Van sighs, “No, I just think you wanted the team to win. You wanted what was best for everyone, and you made a tough call that a lot of people wouldn’t have been able to make. You couldn’t have known she would get hurt.”

“Can you forgive me… for not telling you?”

“Yeah, I forgive you…” Van hesitates a moment trying to decide if Tai will run if she admits what’s been weighing on her all day, “I just – I want you to know that you can trust me. I can handle it, Tai. I guess, I just want you to know that you don’t have to make all the hard calls alone…”

Tai studies Van for a moment like she’s taking in the full implications just beneath the surface of her words.

Van releases a shaky breath she didn’t know she was holding when Tai reaches out and strokes her cheek, “I want that, too, Van. There’s no one else on the team I trust more.”

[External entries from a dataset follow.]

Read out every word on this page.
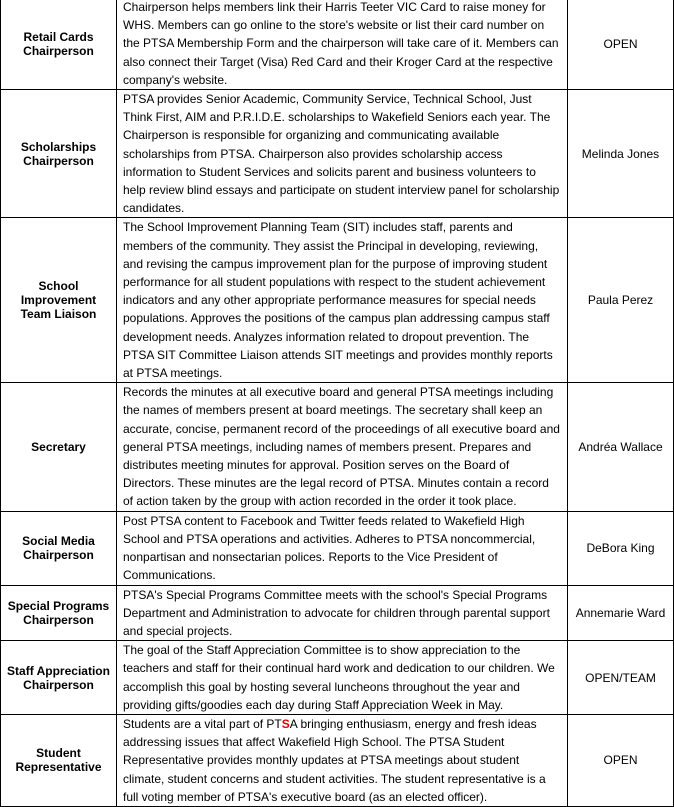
Retail Cards Chairperson	Chairperson helps members link their Harris Teeter VIC Card to raise money for WHS. Members can go online to the store's website or list their card number on the PTSA Membership Form and the chairperson will take care of it. Members can also connect their Target (Visa) Red Card and their Kroger Card at the respective company's website.	OPEN
Scholarships Chairperson	PTSA provides Senior Academic, Community Service, Technical School, Just Think First, AIM and P.R.I.D.E. scholarships to Wakefield Seniors each year. The Chairperson is responsible for organizing and communicating available scholarships from PTSA. Chairperson also provides scholarship access information to Student Services and solicits parent and business volunteers to help review blind essays and participate on student interview panel for scholarship candidates.	Melinda Jones
School Improvement Team Liaison	The School Improvement Planning Team (SIT) includes staff, parents and members of the community. They assist the Principal in developing, reviewing, and revising the campus improvement plan for the purpose of improving student performance for all student populations with respect to the student achievement indicators and any other appropriate performance measures for special needs populations. Approves the positions of the campus plan addressing campus staff development needs. Analyzes information related to dropout prevention. The PTSA SIT Committee Liaison attends SIT meetings and provides monthly reports at PTSA meetings.	Paula Perez
Secretary	Records the minutes at all executive board and general PTSA meetings including the names of members present at board meetings. The secretary shall keep an accurate, concise, permanent record of the proceedings of all executive board and general PTSA meetings, including names of members present. Prepares and distributes meeting minutes for approval. Position serves on the Board of Directors. These minutes are the legal record of PTSA. Minutes contain a record of action taken by the group with action recorded in the order it took place.	Andréa Wallace
Social Media Chairperson	Post PTSA content to Facebook and Twitter feeds related to Wakefield High School and PTSA operations and activities. Adheres to PTSA noncommercial, nonpartisan and nonsectarian polices. Reports to the Vice President of Communications.	DeBora King
Special Programs Chairperson	PTSA's Special Programs Committee meets with the school's Special Programs Department and Administration to advocate for children through parental support and special projects.	Annemarie Ward
Staff Appreciation Chairperson	The goal of the Staff Appreciation Committee is to show appreciation to the teachers and staff for their continual hard work and dedication to our children. We accomplish this goal by hosting several luncheons throughout the year and providing gifts/goodies each day during Staff Appreciation Week in May.	OPEN/TEAM
Student Representative	Students are a vital part of PTSA bringing enthusiasm, energy and fresh ideas addressing issues that affect Wakefield High School. The PTSA Student Representative provides monthly updates at PTSA meetings about student climate, student concerns and student activities. The student representative is a full voting member of PTSA's executive board (as an elected officer).	OPEN
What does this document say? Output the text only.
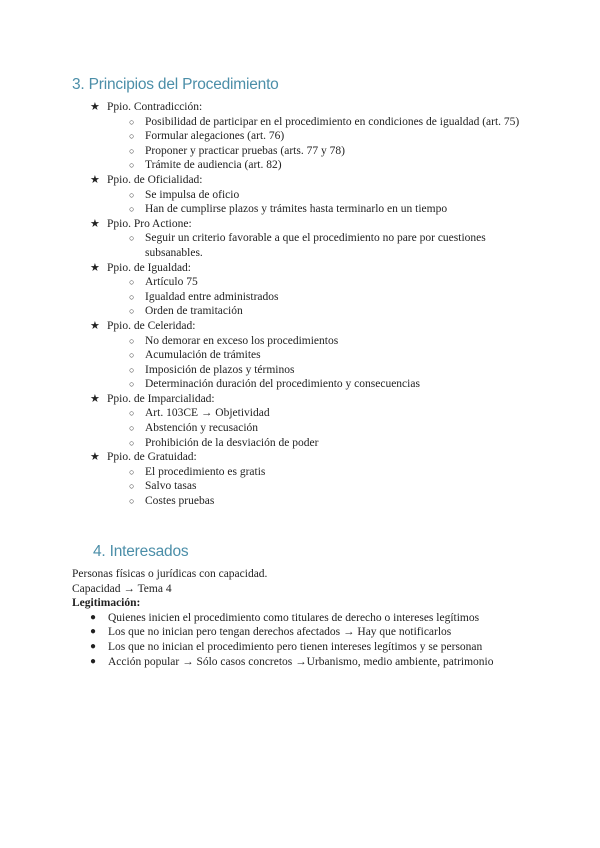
3. Principios del Procedimiento
★ Ppio. Contradicción:
○ Posibilidad de participar en el procedimiento en condiciones de igualdad (art. 75)
○ Formular alegaciones (art. 76)
○ Proponer y practicar pruebas (arts. 77 y 78)
○ Trámite de audiencia (art. 82)
★ Ppio. de Oficialidad:
○ Se impulsa de oficio
○ Han de cumplirse plazos y trámites hasta terminarlo en un tiempo
★ Ppio. Pro Actione:
○ Seguir un criterio favorable a que el procedimiento no pare por cuestiones subsanables.
★ Ppio. de Igualdad:
○ Artículo 75
○ Igualdad entre administrados
○ Orden de tramitación
★ Ppio. de Celeridad:
○ No demorar en exceso los procedimientos
○ Acumulación de trámites
○ Imposición de plazos y términos
○ Determinación duración del procedimiento y consecuencias
★ Ppio. de Imparcialidad:
○ Art. 103CE → Objetividad
○ Abstención y recusación
○ Prohibición de la desviación de poder
★ Ppio. de Gratuidad:
○ El procedimiento es gratis
○ Salvo tasas
○ Costes pruebas
4. Interesados

Personas físicas o jurídicas con capacidad.

Capacidad → Tema 4

Legitimación:

● Quienes inicien el procedimiento como titulares de derecho o intereses legítimos
● Los que no inician pero tengan derechos afectados → Hay que notificarlos
● Los que no inician el procedimiento pero tienen intereses legítimos y se personan
● Acción popular → Sólo casos concretos →Urbanismo, medio ambiente, patrimonio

I care about you, Tai. I’m actually afraid I might lo –

“There’s no one else I trust more either, you know?”

“I know,” Tai smiles softly before it fades again, “Can I tell you something, even if it doesn’t make sense?”

“You can tell me anything.”

“I’m scared, Van.”

“Tai…” Van carefully scans the woods to make sure they’re alone before clasping Tai’s hands gently, “I don’t remember it. I don’t remember any of it. I was on the field headed for Allie and then and then…”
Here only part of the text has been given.